Michael Vincent Waller (1) - The South Shore

   Le second disque alterne trois pièces pour ensemble et solos et duos. J'aime beaucoup "Ritratto", par le Dedalus Ensemble, qui sonne très médiéval ou Renaissance alors que l'instrumentarium fait se côtoyer flûte, alto, violoncelle...et trombone, saxophone alto, guitare électrique ! "La Riva Sud" (traduction italienne du titre de l'album, qui fait allusion à Staten Island, arrondissement de New-York dont Michael est natif et, par la langue souvent présente dans les titres des compositions, à l'origine italienne de sa famille) est un délicieux duo d'alto et piano plein de grâce et de fraîcheur, voilé d'une douce mélancolie ponctuée de phases rêveuses. La deuxième moitié du morceau me fait penser fugitivement au mouvement de certaines pièces de Gurdjieff par sa clarté sérieuse et dansante, prélude justement aux quatre danses "Pupazzo di Neve Partitas", pièces exigeantes, austères, non sans beauté, où le violoncelle n'arrive pas à me toucher vraiment.  Suivent deux "Variations for Quintet" aux paysages sonores changeants, agrémentés de contrepoint subtil, puis une superbe miniature pour piano qui aère ce second disque parfois presque trop travaillé, qui ne retrouve pas l'émotion du premier. Les quatre mouvements pour violoncelle titrés "Y for Henry Flint" me séduisent toutefois beaucoup plus que les danses précédemment évoquées : l'émotion est là, qui sourd du mystère de la musique, de sa majesté torturée, consummée dirait-on. L'écriture y est nettement plus contemporaine, à la limite de la dissonance. Je ne sais pas pourquoi je pense à Sofia Gubaidulina à l'instant même, à Chostakovitch aussi, peut-être à cause de l'âpreté de cette musique, à l'épure désespérée du "Slow Scherzo", à l'émotion nue, sensible aussi dans le magnifique "Capo Finale" pour alto et piano, autre très grand moment de ce double album. Je suis moins séduit par les deux pièces suivantes, deux solos pour flûte et clarinette respectivement. Pour finir, "Arbitrage" pour clarinette et gong apporte une touche mystérieuse, magique.

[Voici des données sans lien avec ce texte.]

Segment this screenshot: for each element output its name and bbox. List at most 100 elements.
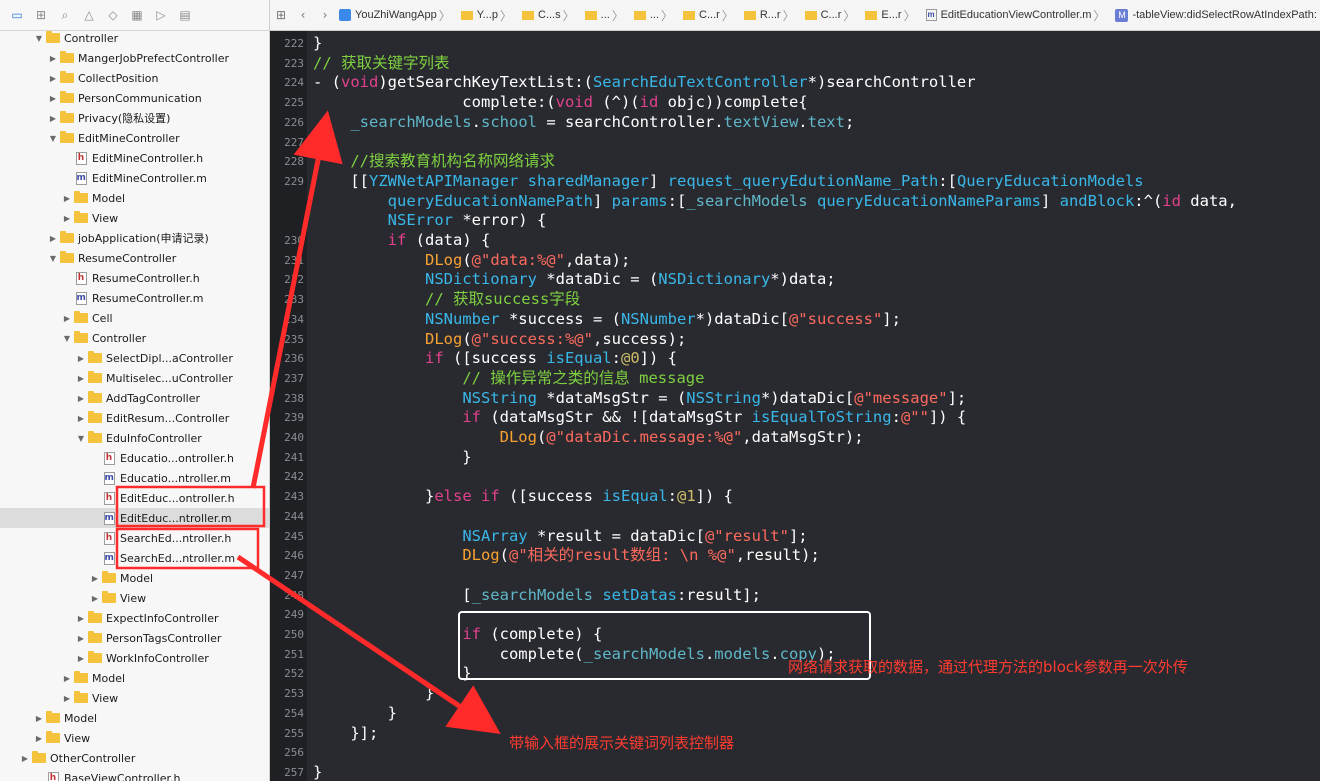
disclosure-open-icon[interactable]: ▼: [34, 34, 44, 43]
file-tree-item-label: EduInfoController: [106, 431, 202, 445]
disclosure-open-icon[interactable]: ▼: [48, 254, 58, 263]
disclosure-closed-icon[interactable]: ▶: [76, 354, 86, 363]
breadcrumb-item[interactable]: C...r 〉: [680, 7, 741, 24]
file-tree-item[interactable]: ▶ MangerJobPrefectController: [0, 48, 269, 68]
file-tree-item[interactable]: ▶ CollectPosition: [0, 68, 269, 88]
file-tree-item[interactable]: ▶ Multiselec...uController: [0, 368, 269, 388]
file-tree-item[interactable]: ▶ Model: [0, 188, 269, 208]
file-tree-item[interactable]: ▼ ResumeController: [0, 248, 269, 268]
disclosure-closed-icon[interactable]: ▶: [34, 714, 44, 723]
file-tree-item[interactable]: ▶ ExpectInfoController: [0, 608, 269, 628]
code-line: NSDictionary *dataDic = (NSDictionary*)d…: [424, 270, 836, 289]
file-tree-item[interactable]: ▶ jobApplication(申请记录): [0, 228, 269, 248]
file-tree-item-label: AddTagController: [106, 391, 201, 405]
file-tree-item[interactable]: ▶ Model: [0, 668, 269, 688]
file-tree-item[interactable]: ▶ View: [0, 688, 269, 708]
disclosure-open-icon[interactable]: ▼: [76, 434, 86, 443]
disclosure-closed-icon[interactable]: ▶: [62, 214, 72, 223]
disclosure-closed-icon[interactable]: ▶: [76, 414, 86, 423]
file-tree-item[interactable]: ▶ EditResum...Controller: [0, 408, 269, 428]
file-tree-item[interactable]: ▶ View: [0, 728, 269, 748]
disclosure-closed-icon[interactable]: ▶: [34, 734, 44, 743]
breadcrumb-item[interactable]: E...r 〉: [862, 7, 922, 24]
disclosure-closed-icon[interactable]: ▶: [62, 314, 72, 323]
disclosure-open-icon[interactable]: ▼: [62, 334, 72, 343]
disclosure-closed-icon[interactable]: ▶: [48, 74, 58, 83]
line-number: 243: [284, 490, 304, 504]
disclosure-closed-icon[interactable]: ▶: [90, 574, 100, 583]
breadcrumb-item[interactable]: ... 〉: [631, 7, 680, 24]
search-icon[interactable]: ⌕: [57, 7, 73, 23]
breadcrumb-item[interactable]: ... 〉: [582, 7, 631, 24]
code-line: NSString *dataMsgStr = (NSString*)dataDi…: [462, 388, 967, 407]
disclosure-closed-icon[interactable]: ▶: [48, 94, 58, 103]
related-items-icon[interactable]: ⊞: [270, 8, 292, 22]
folder-icon[interactable]: ▭: [9, 7, 25, 23]
disclosure-open-icon[interactable]: ▼: [48, 134, 58, 143]
disclosure-closed-icon[interactable]: ▶: [62, 674, 72, 683]
file-tree-item[interactable]: ▼ EditMineController: [0, 128, 269, 148]
file-tree-item[interactable]: ▼ Controller: [0, 328, 269, 348]
disclosure-closed-icon[interactable]: ▶: [76, 394, 86, 403]
file-tree-item[interactable]: m SearchEd...ntroller.m: [0, 548, 269, 568]
file-tree-item[interactable]: ▶ PersonTagsController: [0, 628, 269, 648]
chevron-right-icon: 〉: [903, 8, 916, 23]
disclosure-closed-icon[interactable]: ▶: [76, 654, 86, 663]
hierarchy-icon[interactable]: ⊞: [33, 7, 49, 23]
warning-icon[interactable]: △: [81, 7, 97, 23]
file-tree-item[interactable]: ▶ View: [0, 588, 269, 608]
file-tree-item[interactable]: h ResumeController.h: [0, 268, 269, 288]
disclosure-closed-icon[interactable]: ▶: [76, 614, 86, 623]
disclosure-closed-icon[interactable]: ▶: [48, 54, 58, 63]
file-tree-item[interactable]: ▼ Controller: [0, 28, 269, 48]
file-tree-item[interactable]: h EditMineController.h: [0, 148, 269, 168]
report-icon[interactable]: ▤: [177, 7, 193, 23]
file-tree-item-label: Multiselec...uController: [106, 371, 233, 385]
file-tree-item[interactable]: h EditEduc...ontroller.h: [0, 488, 269, 508]
debug-icon[interactable]: ▦: [129, 7, 145, 23]
file-tree-item[interactable]: h SearchEd...ntroller.h: [0, 528, 269, 548]
disclosure-closed-icon[interactable]: ▶: [48, 114, 58, 123]
disclosure-closed-icon[interactable]: ▶: [62, 694, 72, 703]
folder-icon: [74, 331, 88, 344]
file-tree-item[interactable]: ▶ View: [0, 208, 269, 228]
file-tree-item[interactable]: m Educatio...ntroller.m: [0, 468, 269, 488]
disclosure-closed-icon[interactable]: ▶: [20, 754, 30, 763]
breadcrumb-item[interactable]: YouZhiWangApp 〉: [336, 7, 458, 24]
disclosure-closed-icon[interactable]: ▶: [62, 194, 72, 203]
file-tree-item[interactable]: ▶ Model: [0, 568, 269, 588]
file-tree-item[interactable]: ▶ Privacy(隐私设置): [0, 108, 269, 128]
file-tree-item[interactable]: ▶ SelectDipl...aController: [0, 348, 269, 368]
file-tree-item-label: Controller: [92, 331, 147, 345]
code-line: [[YZWNetAPIManager sharedManager] reques…: [313, 171, 1144, 190]
file-tree-item[interactable]: m ResumeController.m: [0, 288, 269, 308]
disclosure-closed-icon[interactable]: ▶: [48, 234, 58, 243]
test-icon[interactable]: ◇: [105, 7, 121, 23]
code-line: NSError *error) {: [387, 211, 547, 230]
breadcrumb-item[interactable]: C...r 〉: [802, 7, 863, 24]
navigator-toolbar: ▭ ⊞ ⌕ △ ◇ ▦ ▷ ▤: [0, 0, 269, 31]
breadcrumb-item[interactable]: M -tableView:didSelectRowAtIndexPath:: [1112, 8, 1319, 22]
file-tree-item[interactable]: ▶ OtherController: [0, 748, 269, 768]
file-tree-item[interactable]: ▶ AddTagController: [0, 388, 269, 408]
breadcrumb-item[interactable]: m EditEducationViewController.m 〉: [923, 7, 1113, 24]
breakpoint-icon[interactable]: ▷: [153, 7, 169, 23]
disclosure-closed-icon[interactable]: ▶: [90, 594, 100, 603]
file-tree-item[interactable]: ▶ Model: [0, 708, 269, 728]
disclosure-closed-icon[interactable]: ▶: [76, 374, 86, 383]
file-tree-item[interactable]: ▶ PersonCommunication: [0, 88, 269, 108]
file-tree-item[interactable]: ▶ WorkInfoController: [0, 648, 269, 668]
file-tree-item[interactable]: m EditEduc...ntroller.m: [0, 508, 269, 528]
file-tree-item[interactable]: m EditMineController.m: [0, 168, 269, 188]
file-tree-item[interactable]: ▶ Cell: [0, 308, 269, 328]
chevron-left-icon[interactable]: ‹: [292, 8, 314, 22]
file-tree-item[interactable]: ▼ EduInfoController: [0, 428, 269, 448]
file-tree-item[interactable]: h Educatio...ontroller.h: [0, 448, 269, 468]
breadcrumb-item[interactable]: C...s 〉: [519, 7, 582, 24]
folder-icon: [804, 10, 817, 20]
breadcrumb-item[interactable]: R...r 〉: [741, 7, 802, 24]
breadcrumb-item[interactable]: Y...p 〉: [458, 7, 519, 24]
disclosure-closed-icon[interactable]: ▶: [76, 634, 86, 643]
chevron-right-icon[interactable]: ›: [314, 8, 336, 22]
file-tree-item[interactable]: h BaseViewController.h: [0, 768, 269, 781]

   Une superbe parution, qui confirme l'émergence d'un vrai compositeur à l'écriture sensible. Chacun y trouvera son miel ! Michael a voulu nous régaler d'un plat si copieux qu'il arrive que nous fassions la sourde oreille à certains exercices d'écriture, mais que de beautés, que d'émotions lorsqu'il se laisse aller aux modes les plus "simples" (c'est évidemment une manière de parler !). En ce qui me concerne, je garde une préférence marquée pour le disque 1.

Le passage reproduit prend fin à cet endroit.